Ne doivent pas être aussi omises les conditions d’arrestation, d’interrogation et de détention qui touchent les prisonniers politiques ; elles s’apparentent le plus souvent à de mauvais traitements, inhumains et dégradants dénoncés par les prisonniers eux-mêmes mais aussi par de nombreuses organisations.
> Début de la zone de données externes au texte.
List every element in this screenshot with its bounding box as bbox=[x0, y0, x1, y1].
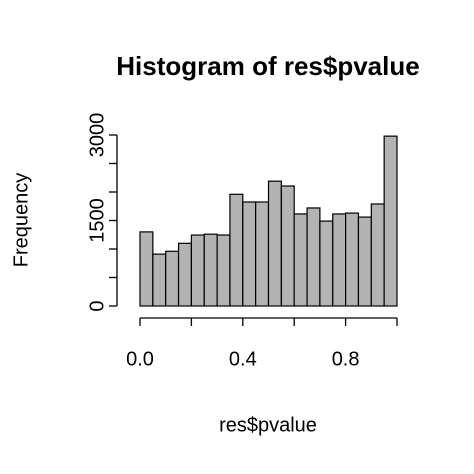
y-tick-label: 1500 bbox=[86, 198, 108, 243]
bar bbox=[293, 213, 308, 307]
y-axis-label: Frequency bbox=[10, 173, 32, 268]
bar bbox=[280, 185, 295, 307]
bar bbox=[139, 231, 154, 307]
bar bbox=[267, 180, 282, 307]
y-tick-label: 3000 bbox=[86, 113, 108, 158]
bar bbox=[345, 212, 360, 307]
bar bbox=[370, 203, 385, 307]
bar bbox=[383, 135, 398, 307]
bar bbox=[332, 213, 347, 307]
bar bbox=[255, 201, 270, 307]
bar bbox=[203, 233, 218, 307]
bar bbox=[229, 193, 244, 307]
bar bbox=[190, 234, 205, 307]
bar bbox=[165, 250, 180, 307]
bar bbox=[319, 220, 334, 307]
chart-title: Histogram of res$pvalue bbox=[116, 51, 419, 81]
bar bbox=[216, 234, 231, 307]
x-axis-label: res$pvalue bbox=[219, 414, 317, 436]
bar bbox=[177, 242, 193, 307]
bar bbox=[152, 253, 167, 307]
bar bbox=[357, 216, 372, 307]
bar bbox=[242, 201, 257, 307]
x-tick-label: 0.8 bbox=[332, 348, 360, 370]
bar bbox=[306, 207, 321, 307]
x-tick-label: 0.4 bbox=[229, 348, 257, 370]
x-tick-label: 0.0 bbox=[126, 348, 154, 370]
y-tick-label: 0 bbox=[86, 300, 108, 311]
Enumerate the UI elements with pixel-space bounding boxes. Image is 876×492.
Cela est malheureusement vrai pour l’ensemble des prisonniers politiques.
Je voudrais revenir rapidement sur la  question des prisonniers politiques palestiniens qui constitue un enjeu important et revêt un aspect politique essentiel car elle s’inscrit dans la lutte du peuple palestinien pour sa libération nationale et son indépendance.
Rappelons juste que depuis l’occupation israélienne de 1967, 650 000 Palestiniens – 20% de la population– ont connu les arrestations et depuis le début de la seconde Intifada, près de 35 000 Palestiniens de tous âges sont passés par les prisons ou les camps militaires israéliens.
Ces arrestations et les enfermements se pratiquent sans que la communauté internationale manifeste ouvertement son opposition à ce qui constitue -au regard de la 4ème Convention de Genève- une violation grave, alors qu’elle a émis des résolutions, dans le cadre des Nations Unies, dénonçant aussi bien les arrestations que les emprisonnements.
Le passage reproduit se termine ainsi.